On March 19, a coalition of Western powers, headed by the United States, France and Great Britain, with the support of the pro-imperialist governments of the Arab League and cover from the UN, began the military attack against Libya announced in Resolution 1973, approved by the UN Security Council. A barrage of bombs and missiles launched from the sky and from warships and submarines stationed on the Mediterranean coast, has already fallen on Gadhafi’s military targets on the outskirts of Tripoli, Benghazi, and other cities, although the civilian victims of these bombings are still not known.
This imperialist intervention, called ‘Odyssey Dawn’, is presented by the United States, France, and their allies as a ‘humanitarian’ action that has the alleged aim of ‘protecting the lives of civilian’ Libyans. As we have been charging, this is a big hypocrisy, the same people who are attacking Gadhafi today and are self-proclaimed champions of ‘democracy’, were the firmest supporters of the dictatorial Arab regimes, like that of Ben Ali and Mubarak, and continue supporting their agents against the popular mobilization, as Obama does with the monarchy of Bahrain and of Saudi Arabia.
With the intervention in Libya, the imperialist powers are seeking to prevent Gadhafi’s eventual downfall from possibly resulting in the emergence of a regime that could challenge their interests. More generally, they are trying to win legitimacy by appearing on the side of the ‘rebels’ in order to be able to intervene more directly and limit the wave of popular uprisings that has been shaking the countries of northern Africa and the Arabian Peninsula and to be able to guarantee ‘transitions’ or diversions. This process, begun in Tunisia, continues to spread, as shown by the renewed popular mobilization in Morocco against the monarchy, a regime allied with Spain, that among other things, contributes to containing the waves of immigration to the European Union; or, like the process in Yemen that has made a jump in the attempt to overthrow Saleh, one of the main allies of the United States in the ‘War on Terror’.
The military operation ‘Odyssey Dawn’, is not free from contradictions, and its result is still uncertain. The European powers were divided about the intervention in Libya. Sarkozy’s government, because of domestic political reasons, in order to change its image, because of having supported the Tunisian dictator Ben Ali, and, more importantly, owing to its interests in the Mediterranean, decided to recognize the National Transition Council (NTC) unilaterally, and it was a fervent driving force in the military intervention, together with Great Britain, while Germany was opposed and abstained in the UN Security Council voting.
Internal divisions also appeared within the US government, an expression of the United States’ declining hegemony.
In a matter of days, President Obama changed position and decided to promote the intervention despite the fact that the Pentagon chiefs had explicitly declared their opposition to a new military incursion in another Muslim country, taking into account that the United States is still committed in Iraq and Afghanistan.
This change of position is explained by a combination of factors that range from not allowing France to play the leading role, to trying to reverse the lack of US influence in the new processes in the Arab world, that was exposed in Hillary Clinton’s recent trip to Egypt, where she did not manage to meet with the youth groups that were part of the multi-class bloc that toppled Mubarak.
The Arab League, composed of dictatorships and pro-imperialist monarchies opposed to the masses that are rebelling, supported the resolution and gave a lot of cover to the military action, preventing the peoples of the region from viewing it as another intervention of the United States, next to other powers, in defence of their interests or to obtain petroleum.

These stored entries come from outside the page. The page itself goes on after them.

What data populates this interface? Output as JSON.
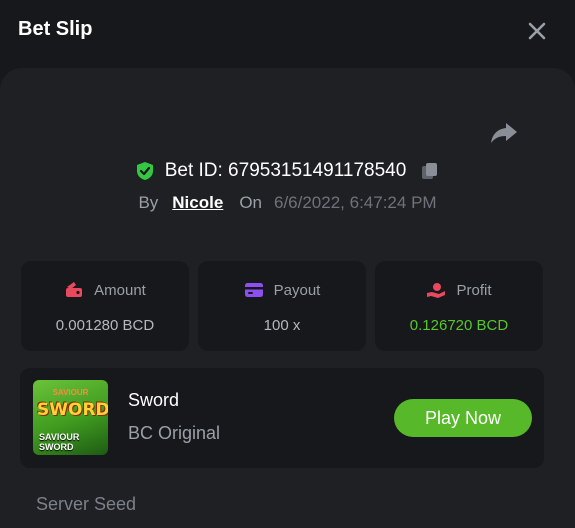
{
  "header": {
    "title": "Bet Slip"
  },
  "bet": {
    "id_label": "Bet ID: 67953151491178540",
    "by_label": "By",
    "user": "Nicole",
    "on_label": "On",
    "datetime": "6/6/2022, 6:47:24 PM"
  },
  "stats": [
    {
      "label": "Amount",
      "value": "0.001280 BCD",
      "icon": "amount-icon",
      "color": "#e8495e"
    },
    {
      "label": "Payout",
      "value": "100 x",
      "icon": "payout-card-icon",
      "color": "#8e4ff0"
    },
    {
      "label": "Profit",
      "value": "0.126720 BCD",
      "icon": "profit-icon",
      "color": "#e8495e",
      "value_color": "#57c82a"
    }
  ],
  "game": {
    "name": "Sword",
    "provider": "BC Original",
    "play_label": "Play Now",
    "thumb_top": "SAVIOUR",
    "thumb_title": "SWORD",
    "thumb_bottom_1": "SAVIOUR",
    "thumb_bottom_2": "SWORD"
  },
  "server_seed_label": "Server Seed",
  "colors": {
    "accent_green": "#57b82a",
    "bg": "#17181b",
    "panel": "#1e2024"
  }
}
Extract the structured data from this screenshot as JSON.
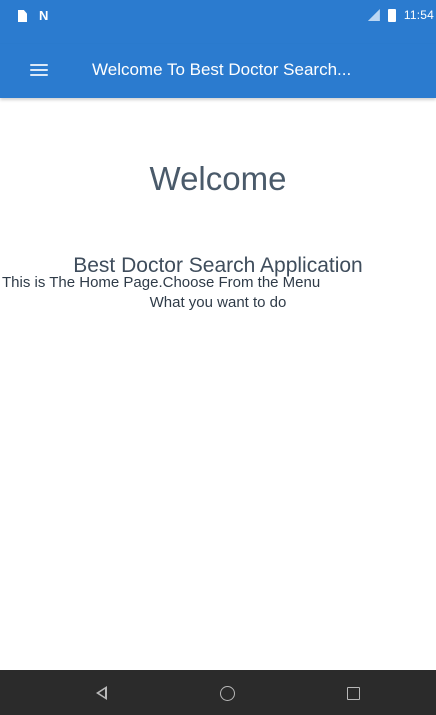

But, faced with the prospect that the bombings will end up causing a large number of deaths in the civilian population, they have begun moderately to question the extent of the coalition’s attacks.
Russia and China are doing the same thing; although they allowed the intervention to proceed, by not using their veto power in the UN Security Council, they are not abstaining from criticizing the bombings.
Nor is it clear what the political objectives of the intervention are, and whether the partners of the imperialist coalition that is running the intervention share them. This opens up several scenarios: one is that the objective is limited to achieving, after several days of bombings, that Gadhafi will negotiate his surrender, in exchange for immunity, and establishing a ‘national unity’ government between the ‘rebels’ and the remains of Gadhafi’s apparatus. Another possible scenario, although more traumatic, is that of a temporary division of the country between a zone controlled by the ‘rebels’ in the east and another under the control of Gadhafi or his supporters in the west. But it cannot be ruled out either that an objective of ‘regime change’ through military means, if it is not easily obtained, will entail an escalation of the imperialist intervention, even with ground troops, opening up the possibility of a counter-insurgency war like that of Iraq or Afghanistan, but in this case, facing the coasts of Europe.
These contradictions became public knowledge a few days after the beginning of the attack, with a discussion about who should continue to lead the operation, in which, on the one hand, the United States and Great Britain, which support the notion that command of the operation should go to NATO, and France, which has reservations, confront each other.
In view of Gadhafi’s military superiority, the ‘rebel’ leadership of the Libyan National Transition Council, instead of appealing to the active solidarity of the workers, young people and popular groups that, from Tunisia to Yemen and from Senegal to Morocco, are demonstrating their heroism in order to confront their own reactionary governments, has for weeks been requesting imperialist intervention to restrain Gadhafi, creating illusions among the thousands who have revolted in Benghazi and other cities, that imperialism could act in favour of the interests of the popular masses. Even worse, the NTC, mainly composed of Gadhafi’s former officials, prosperous middle-class groups, and bourgeois opponents, has promised the different powers that it would respect the oil deals and imperialist investments in the country. At the same time, it has not had the least policy for the hundreds of thousands of immigrant labourers who work in Libya, that are the majority of the working population, and who have been left to their fate by both sides.
The reformist left, including the Green Parties of several European countries, the Socialist Party and the Party of the Left in France, among others, in order to justify their own shameful capitulation to the imperialist military intervention, as they have already done with ‘humanitarian’ arguments in the war in the former Yugoslavia or in Kosovo, have been using the social-democratic argument that military intervention by the United States, France, Great Britain and their allies will allow the Libyan people to get democratic conquests.
We revolutionary Marxists have clearly explained that imperialism is not intervening so that the popular uprising will triumph against Gadhafi, but in order to attempt to impose a puppet government serving its interests, as it did after the invasion of Afghanistan and Iraq. Nor is the solution, as Chávez and other ‘progressives’ have proposed, to subordinate oneself to Gadhafi, who has not only turned into a pro-imperialist dictator, but has embarked on a counter-revolutionary war to crush the popular uprising that called his control into question, as part of the uprisings in the region. The only progressive solution for the Libyan people is to struggle vigorously both against imperialist intervention and to topple Gadhafi’s reactionary dictatorship. In this struggle, the allies of the Libyan people are the workers and the popular groups that have revolted in northern Africa and in the Arab countries, against the dictatorial regimes and the pro-imperialist monarchies; the workers, the young people and the millions of immigrants that can disrupt the warmongering policy of Sarkozy, Zapatero & Co. in the imperialist countries, and all the exploited people of the whole world.
We call on workers’, students’, and popular organizations, human rights organizations and parties of the left, to organize actions and mobilizations to condemn the imperialist military aggression and in solidarity with the struggle of the Libyan people.
Down with the imperialist military intervention in Libya!
Down with Gadhafi! For a workers’ and popular government!